Il Tribunale Civile d'Appello risiedeva presso il Luogo Centrale del Cantone, da cui anche il nome alternativo di Tribunale Civile di Cantone. Era composto da tre magistrati, nominati dal Governo provvisorio, che giudicavano collegialmente le sentenze che venivano loro appellate. Il loro compito era quello di confermare la sentenza del Giudice di Pace oppure di annullarla; in quest'ultimo caso la nuova sentenza d'appello sarebbe stata emessa dal Tribunale Civile Nazionale, sedente a Brescia.
Anche il Tribunale Criminale risiedeva presso il Luogo Centrale cantonale. Esso sostituiva la precedente Commissione Criminale e era composto da tre giudici di cui uno avrebbe svolto il ruolo di Presidente. Quest'ultimo fungeva da Giudice correzionale, emanando sentenze relative a carcerazioni che non si fossero estese oltre dieci giorni: se vi era necessità di emettere una pena detentiva più lunga, il Presidente doveva convocare il Tribunale nella sua forma collegiale. Le sentenze erano definitive, quindi senza possibilità di appello. Sia il Tribunale Criminale sia il Tribunale Civile d'Appello erano dotati di una colonna mobile della Guardia Nazionale, allo scopo di garantirne l'autorità.

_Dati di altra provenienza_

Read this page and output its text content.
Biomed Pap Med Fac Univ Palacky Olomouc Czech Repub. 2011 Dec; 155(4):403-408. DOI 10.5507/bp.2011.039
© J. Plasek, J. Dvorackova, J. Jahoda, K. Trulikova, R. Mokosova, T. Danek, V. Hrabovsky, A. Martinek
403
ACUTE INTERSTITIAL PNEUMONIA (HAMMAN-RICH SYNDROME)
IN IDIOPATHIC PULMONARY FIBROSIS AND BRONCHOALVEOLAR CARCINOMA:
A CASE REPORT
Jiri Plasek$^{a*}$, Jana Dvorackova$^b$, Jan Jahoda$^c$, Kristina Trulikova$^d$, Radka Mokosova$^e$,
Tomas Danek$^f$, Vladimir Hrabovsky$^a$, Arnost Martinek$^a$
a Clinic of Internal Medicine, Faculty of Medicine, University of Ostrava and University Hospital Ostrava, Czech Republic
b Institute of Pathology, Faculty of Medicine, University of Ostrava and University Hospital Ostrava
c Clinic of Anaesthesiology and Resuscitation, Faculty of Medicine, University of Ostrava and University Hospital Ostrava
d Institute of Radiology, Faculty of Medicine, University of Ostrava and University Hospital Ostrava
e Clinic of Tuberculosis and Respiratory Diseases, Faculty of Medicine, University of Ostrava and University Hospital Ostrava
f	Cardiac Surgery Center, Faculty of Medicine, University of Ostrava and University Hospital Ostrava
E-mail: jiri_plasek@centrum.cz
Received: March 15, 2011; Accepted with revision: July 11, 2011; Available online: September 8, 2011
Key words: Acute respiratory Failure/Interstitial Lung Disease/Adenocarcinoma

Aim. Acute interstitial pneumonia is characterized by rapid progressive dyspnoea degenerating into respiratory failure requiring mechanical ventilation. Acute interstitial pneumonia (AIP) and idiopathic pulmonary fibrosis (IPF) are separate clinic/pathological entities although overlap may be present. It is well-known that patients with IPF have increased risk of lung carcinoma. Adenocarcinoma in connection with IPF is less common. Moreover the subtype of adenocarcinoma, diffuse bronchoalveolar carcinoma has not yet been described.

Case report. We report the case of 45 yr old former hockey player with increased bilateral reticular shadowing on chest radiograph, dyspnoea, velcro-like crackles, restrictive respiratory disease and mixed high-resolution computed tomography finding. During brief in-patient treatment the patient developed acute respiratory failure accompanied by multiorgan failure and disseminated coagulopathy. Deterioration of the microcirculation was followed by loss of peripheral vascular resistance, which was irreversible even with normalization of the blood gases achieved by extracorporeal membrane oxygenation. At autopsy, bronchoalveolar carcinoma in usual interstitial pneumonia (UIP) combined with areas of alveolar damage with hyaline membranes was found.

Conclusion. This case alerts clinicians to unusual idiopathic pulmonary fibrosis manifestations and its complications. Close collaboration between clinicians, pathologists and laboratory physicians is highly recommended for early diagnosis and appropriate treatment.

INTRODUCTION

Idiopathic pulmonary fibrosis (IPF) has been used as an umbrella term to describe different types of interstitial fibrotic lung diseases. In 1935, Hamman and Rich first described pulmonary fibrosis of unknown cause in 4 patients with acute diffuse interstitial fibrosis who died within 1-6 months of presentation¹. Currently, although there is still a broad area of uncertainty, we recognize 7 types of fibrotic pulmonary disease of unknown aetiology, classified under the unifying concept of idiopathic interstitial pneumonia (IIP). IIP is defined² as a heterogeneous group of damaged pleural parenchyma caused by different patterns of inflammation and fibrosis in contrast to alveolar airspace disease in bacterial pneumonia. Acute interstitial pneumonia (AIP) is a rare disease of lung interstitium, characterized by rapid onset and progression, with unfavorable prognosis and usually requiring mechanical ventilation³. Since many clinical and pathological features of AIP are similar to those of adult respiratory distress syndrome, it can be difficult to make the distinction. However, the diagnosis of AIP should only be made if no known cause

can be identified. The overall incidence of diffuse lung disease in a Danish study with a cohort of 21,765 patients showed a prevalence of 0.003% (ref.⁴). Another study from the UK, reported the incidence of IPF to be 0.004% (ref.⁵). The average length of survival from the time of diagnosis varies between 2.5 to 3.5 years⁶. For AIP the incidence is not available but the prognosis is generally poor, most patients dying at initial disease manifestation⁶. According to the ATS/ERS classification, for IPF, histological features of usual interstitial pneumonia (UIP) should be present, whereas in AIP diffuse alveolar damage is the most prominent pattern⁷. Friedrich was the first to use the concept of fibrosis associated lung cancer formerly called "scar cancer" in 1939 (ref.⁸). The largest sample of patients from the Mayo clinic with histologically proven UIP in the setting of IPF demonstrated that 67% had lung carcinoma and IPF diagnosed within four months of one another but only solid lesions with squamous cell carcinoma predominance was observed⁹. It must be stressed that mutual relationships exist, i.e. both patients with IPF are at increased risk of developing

Il Tribunale Civile Nazionale doveva giudicare in appello le sentenze annullate dai tribunali cantonali, mentre il Tribunale Nazionale Criminale aveva il compito di sentenziare sui Delitti di lesa nazione. Entrambi avevano la sede a Brescia. La loro composizione era strettamente interdipendente. I due organi collegiali, infatti, dovevano essere composti in totale da dieci magistrati, ognuno proveniente da un diverso Cantone della Repubblica. Sette di questi, a sorte, sarebbero entrati nel tribunale civile, mentre gli altri tre sarebbero diventati membri del tribunale criminale. Per garantire l'esercizio delle loro funzioni, i due tribunali nazionali erano dotati di una colonna della Guardia Nazionale.